Eliot Taylor: The FDP: on the Road to Recuperation in the Federal Republic?

Note: This contribution is the first in a series on our ‘state of the parties’ blog posts.

Just over two years since their failure to meet the required five per cent for representation in Bundestag, it is not yet clear whether 2013 was an electoral aberration or the beginning of their political decline. What is clear is that the FDP’s redemption will be difficult. If they are to once again offer a viable option in the coalition game, the coming months may prove vital.

By all accounts, 2013 was electorally disastrous for the FDP. Not only did they lose their place in the Bundestag and their vote share fell from an all-time high (14.6% in 2009) to an all-time low (4.8% in 2013), they also lost position in Land level governments in Bavaria, Hesse and Lower Saxony, following on from a miserable run of electoral defeats stretching back to 2011. Indeed, by the time of the 2013 federal election, the FDP were left with no role in Land governments in any of the old Bundesländer.

Over the past two years they have had to adapt to being an extra-parliamentary party for the first time and with that the difficulties of less public funding and media coverage. Moreover, their failure to surmount the 5% threshold in 2013 has had consequences for Germany’s political system per se, leaving the CDU/CSU without a ‘natural’ coalition partner and resulting in a significant number of voters being left ‘unrepresented’ in the Bundestag[1]. For the FDP this has been more damaging given the CDU/CSU’s recourse to a grand coalition in Berlin and their exploration of new “bottom up flows of information”[2] on the Land level such as the CDU-Green coalition in Hesse.

Electorally the party have regained their poise somewhat although it is worrying that they are now completely wiped out in the Eastern Bundesländer and that their capitulation in Saxony has left them without any representation in governing coalitions throughout the Federal Republic. Moreover, they garnered just 3.5 per cent of the vote in the 2014 European elections, which suggested that the salience of their pro-European message was losing core voters to the Eurosceptic AfD.

Alongside the FDP’s electoral tribulations is the increasingly contested political space on the centre-right of German party politics. The party has faced questions which it has hitherto never had to confront in the history of the Federal Republic. The AfD offers a right-wing populist alternative, the CDU/CSU under Merkel retains a liberal tone and the Green Party have successfully championed social liberal issues. More promising is the FDP’s successful absorption of policy positions previously occupied by the Piratenpartei. The Pirates seem to have successfully been ‘brought into orbit’ by the FDP, as is epitomised by the recent news that two former leaders of the Pirates, Sebastian Nerz and Bernd Schlömer, have switched to the FDP.

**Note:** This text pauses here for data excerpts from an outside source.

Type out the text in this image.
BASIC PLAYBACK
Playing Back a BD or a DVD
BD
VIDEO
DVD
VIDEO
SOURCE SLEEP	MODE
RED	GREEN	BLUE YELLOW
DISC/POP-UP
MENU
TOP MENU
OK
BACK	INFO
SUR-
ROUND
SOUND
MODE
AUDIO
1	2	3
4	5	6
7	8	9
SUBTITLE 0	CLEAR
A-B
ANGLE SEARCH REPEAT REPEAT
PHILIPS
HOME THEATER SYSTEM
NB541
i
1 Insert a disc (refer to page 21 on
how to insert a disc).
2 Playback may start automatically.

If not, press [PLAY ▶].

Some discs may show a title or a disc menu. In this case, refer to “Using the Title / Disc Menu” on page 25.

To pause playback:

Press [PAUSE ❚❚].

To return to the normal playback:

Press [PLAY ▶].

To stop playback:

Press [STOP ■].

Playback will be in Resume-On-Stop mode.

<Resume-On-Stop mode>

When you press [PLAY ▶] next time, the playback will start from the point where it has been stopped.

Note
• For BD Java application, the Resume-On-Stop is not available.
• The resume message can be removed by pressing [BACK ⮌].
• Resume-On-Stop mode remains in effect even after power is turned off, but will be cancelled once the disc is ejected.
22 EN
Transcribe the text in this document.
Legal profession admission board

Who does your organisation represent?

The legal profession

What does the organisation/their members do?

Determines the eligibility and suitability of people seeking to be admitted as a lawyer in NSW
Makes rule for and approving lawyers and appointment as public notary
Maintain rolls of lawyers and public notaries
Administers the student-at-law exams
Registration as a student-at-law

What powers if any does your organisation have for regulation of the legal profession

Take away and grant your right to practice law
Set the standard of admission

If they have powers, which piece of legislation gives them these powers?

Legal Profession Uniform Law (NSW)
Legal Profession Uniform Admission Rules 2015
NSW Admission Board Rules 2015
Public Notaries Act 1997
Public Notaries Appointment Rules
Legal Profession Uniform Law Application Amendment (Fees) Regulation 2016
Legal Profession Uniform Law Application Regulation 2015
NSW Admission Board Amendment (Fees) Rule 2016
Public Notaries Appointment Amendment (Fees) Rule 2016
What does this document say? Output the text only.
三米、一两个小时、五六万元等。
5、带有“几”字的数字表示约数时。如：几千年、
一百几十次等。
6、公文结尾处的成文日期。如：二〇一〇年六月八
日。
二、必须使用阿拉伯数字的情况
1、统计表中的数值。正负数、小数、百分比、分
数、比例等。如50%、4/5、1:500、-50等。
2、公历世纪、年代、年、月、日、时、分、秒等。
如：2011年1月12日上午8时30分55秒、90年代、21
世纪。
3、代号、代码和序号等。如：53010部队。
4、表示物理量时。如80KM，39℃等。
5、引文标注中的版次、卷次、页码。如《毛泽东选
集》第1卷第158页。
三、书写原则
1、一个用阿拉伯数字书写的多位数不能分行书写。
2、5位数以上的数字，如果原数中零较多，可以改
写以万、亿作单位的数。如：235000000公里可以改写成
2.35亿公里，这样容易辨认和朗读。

After their defeat the party replaced Phillip Rösler with Christian Lindner, who as the leader of the North-Rhine Westphalian (NRW) FDP had been able to build on his regional popularity to ensure their survival in the 2012 NRW Land elections and has been eager to embody a new course for the FDP. Overcoming the legacy of electoral stagnation and confronting a poor record in government remains a mammoth task but as David F. Patton shows, the FDP’s fate is not unprecedented in the history of the Federal Republic. In recent history both the Greens and the PDS have recovered from setbacks to return to federal prominence and regional government. However in contrast to both of the above, it appears that a merger is not an option, because although the FDP and the AfD occupy similar policy positions in a number of areas their differences over the single currency remain a major stumbling block.

Overall if 2013 and 2014 were characterised by continuing the struggles of the previous legislative period, 2015 has been a year of resurgence for the party. Their vote share in both Hamburg and Bremen’s regional elections increased. Meanwhile the Refugee crisis has presented new opportunities for the party to revitalise its image. Christian Lindner is keen for the party to remain intransigent towards the type of rhetoric which attracts Pegida protesters to the AfD, but is keen for the party to become something different to that of his predecessors. He wants the party to encompass neo-liberal policy platforms, whilst simultaneously emphasising a commitment to civil liberties, data protection and the digitalisation of administration.

For the FDP, 2016 is set to be a key year. On 13th March they face crucial regional elections in Baden-Württemberg (Ba-Wue), Rhineland Palatinate (Rh-P) and Saxony-Anhalt (SA). In SA one recent survey did not even list the FDP as a major party, whilst in both Baden-Württemberg and Rhineland Palatinate the FDP is flirting around the 5 per cent mark in recent polls. A further headache is their exclusion from an SWR Spitzenkandidaten debate in Ba-Wue, which, when contested in the federal courts, was simply scrapped completely. If the FDP fails in Ba-Wue and Rh-P it could prove especially bitter given their historic significance as liberal heartlands. Thus, to re-establish itself as a viable coalition partner on both the Land and Bund level, March must surely be seen as the first stepping stone.

The evidence of the last two years ultimately suggests that although the party has managed to stabilise under the leadership of Christian Lindner, they are still a long way from recuperation nationally: the Bundestag in 2017 is touch and go, the heights of 2009 seem a long time ago now and the security of the Bonn republic an eternity.

Eliot Taylor, Aston University


 

[1] Frank Decker, ‘Follow-up to the Grand Coalition: The German Party System before and after the 2013 Federal Election’, German Politics & Society 32, no. 2 (Summer 2014).

[2] Charles Lees, ‘Reconstituting European Social Democracy: Germany’s Pivotal Role’, German Politics 9, no. 2 (1 August 2000): 79–80.